When the cladding tube has been broken undesirably during the reactor operation, the fission product leaks within the reactor, resulting in contamination in and around the reactor as well as in trouble in the reactor operation. In order to detect breakage of the cladding tube in an early stage for preventing a serious accident, it is customary to seal a tag gas of particular composition within a cladding tube. If the cladding tube within the reactor has been broken, the leaked tag gas is detected, rendering it possible to know from the composition of the leaked tag gas which of the cladding tubes has been broken. Such a method of detecting an accident is called a gas tagging and the fuel element used is called a tag gas-sealed fuel element.

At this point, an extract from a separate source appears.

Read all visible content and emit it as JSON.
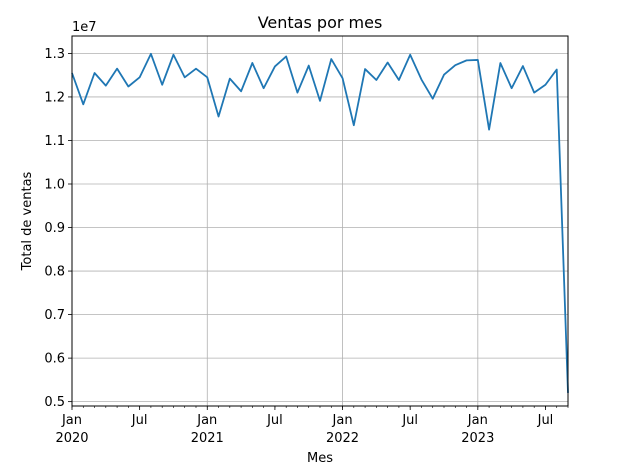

A conventional tag gas-sealed fuel element is of the type that a particular capsule having a tag gas-sealed therein is loaded in a cladding tube. The tag gas is released by some means from within the capsule into the cladding tube. For example, a conventional element is disclosed by C. A. Strand and R. E. Schenter in "Nuclear Technology", Vol. 26, pp. 472-479, August 1979. In this case, a tag gas-sealed stainless steel capsule having a thin film portion is loaded in the plenum of a cladding tube and a fuel element is assembled by sealing the both ends of the cladding tube. The thin film portion of the capsule is broken by a magnetically moving penetrator so as to release the tag gas within the cladding tube. Also known is a method in which the thin film portion of the capsule is broken by a penetrator which is moved by thermal expansion in accordance with temperature elevation of the reactor. Japanese Patent Publication No. 22635/78 discloses an additional technique. In this case, a capsule containing a tag gas is sealed by an alloy having a melting point lower than the operation temperature of the reactor so as to permit the alloy to be melted during the reactor operation for releasing the tag gas within the cladding tube. In general, the tag gas leaked within the reactor vessel by breakage of the cladding tube is detected by a mass spectrometer as shown in FIG. 1 of "Nuclear Technology", Vol. 26, p. 473 mentioned above.
The conventional tag gas-sealed fuel element described above leaves room for further improvements. Specifically, where tag gas-sealed capsule having a thin film portion is loaded in a cladding tube, the fuel element must be assembled very carefully so as not to break the thin film portion, leading to a very inefficient assembly work. Further, the assembled fuel element must be handled very carefully for preventing the thin film from being broken undesirably. Still further, it is extremely difficult and troublesome to seal a tag gas-containing capsule with a thin film. The technique utilizing a penetrator which is moved by thermal expansion for breaking the thin film gives rise to difficulty in achieving construction of the assembly which permits imparting the penetrator with a sufficient force for breaking the thin film, resulting in a low reliability. The technique utilizing a sealing alloy having a low melting point is also unsatisfactory in reliability. Specifically, the sealing alloy tends to peel off or drop because of the impulse or vibration in the constructing step of the fuel element unless the alloy is firmly bonded to the capsule. Further, when it is required to release the tag gas within the cladding tube before operation of the nuclear reactor, many portions of the fuel element must be heated from outside, resulting in that bad influences are given to the fuel element material. In addition, the alloy having a low melting point fails to be melted in some cases during operation of the nuclear reactor because of insufficient heat conduction.